Sustainment of Investment.
Additionally, USCIS interpretations of EB-5 laws and regulations state that an investor must sustain the “at risk” nature of his or her investment with resulting job creation during the entire period of conditional permanent residency. Visa unavailability may significantly delay the period of an investor’s conditional permanent resident status and thus extend the time throughout which the investor must sustain the investment and created jobs. If invested funds are liquidated from the relevant enterprises or created jobs are lost before an investor’s conditions are removed, USCIS could deny removal of conditions. USCIS has issued draft policy suggesting that unexpected loss of jobs or liquidation of funds from the job creating enterprise after the requisite jobs have been created might not result in loss of benefits as long as the new commercial enterprise re-deploys the liquidated capital in other “at risk” investments, but the policy has not been finalized and lacks critical details. Re-deployment creates new risks of loss of the investment even if immigration benefits are retained.

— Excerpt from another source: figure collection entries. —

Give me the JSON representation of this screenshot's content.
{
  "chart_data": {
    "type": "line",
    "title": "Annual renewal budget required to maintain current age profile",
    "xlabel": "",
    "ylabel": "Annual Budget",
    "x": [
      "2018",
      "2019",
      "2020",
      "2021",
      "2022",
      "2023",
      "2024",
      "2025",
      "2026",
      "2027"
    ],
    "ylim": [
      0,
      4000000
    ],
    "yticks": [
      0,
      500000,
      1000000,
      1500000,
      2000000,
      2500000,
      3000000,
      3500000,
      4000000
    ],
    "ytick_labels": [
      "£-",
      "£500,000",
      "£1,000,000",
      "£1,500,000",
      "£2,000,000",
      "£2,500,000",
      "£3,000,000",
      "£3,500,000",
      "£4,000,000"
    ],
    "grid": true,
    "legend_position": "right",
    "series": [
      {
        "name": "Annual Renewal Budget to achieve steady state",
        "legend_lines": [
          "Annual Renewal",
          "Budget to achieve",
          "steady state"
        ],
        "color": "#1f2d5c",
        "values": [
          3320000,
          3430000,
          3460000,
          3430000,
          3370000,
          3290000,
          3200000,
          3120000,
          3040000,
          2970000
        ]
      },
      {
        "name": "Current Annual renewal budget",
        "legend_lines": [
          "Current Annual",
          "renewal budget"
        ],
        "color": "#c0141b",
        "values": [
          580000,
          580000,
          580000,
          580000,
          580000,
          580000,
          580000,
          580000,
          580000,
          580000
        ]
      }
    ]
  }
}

The wait for a visa number for an investor born in mainland China (and without an immigrating spouse born elsewhere) seems likely to be six years or more. Chinese investors seeking to benefit children older than age 16, or possibly even younger, might be sorely disappointed and might need to consider a different strategy.
Securities issuers need to disclose these age-out and eligibility risks to prospective EB-5 investors, who otherwise may be lulled into complacency by the Visa Bulletin that appears to reflect a two-year waiting period. And USCIS and congress need to take action to provide more protection of the reasonable expectations of today’s and yesterday’s investors and their children. Congress needs to change the law to provide more EB-5 visa numbers (such as by no longer counting family members against the cap; to protect the expectations of investors who already will have invested and filed petitions from ineligibility that otherwise could occur if the regional center program is not renewed; to lock in a child’s age under 21 at the time of filing an I-526 petition. Even without a change in law USCIS should improve and finalize its draft policy protecting investors from unreasonable implications of its current requirement to "sustain the investment"; and change regulations to allow adjudication of an EB-5 petition as filed, despite subsequent project changes, and allow investors to carry their place in the visa queue from that petition to any subsequent petition needed to cover any material changes.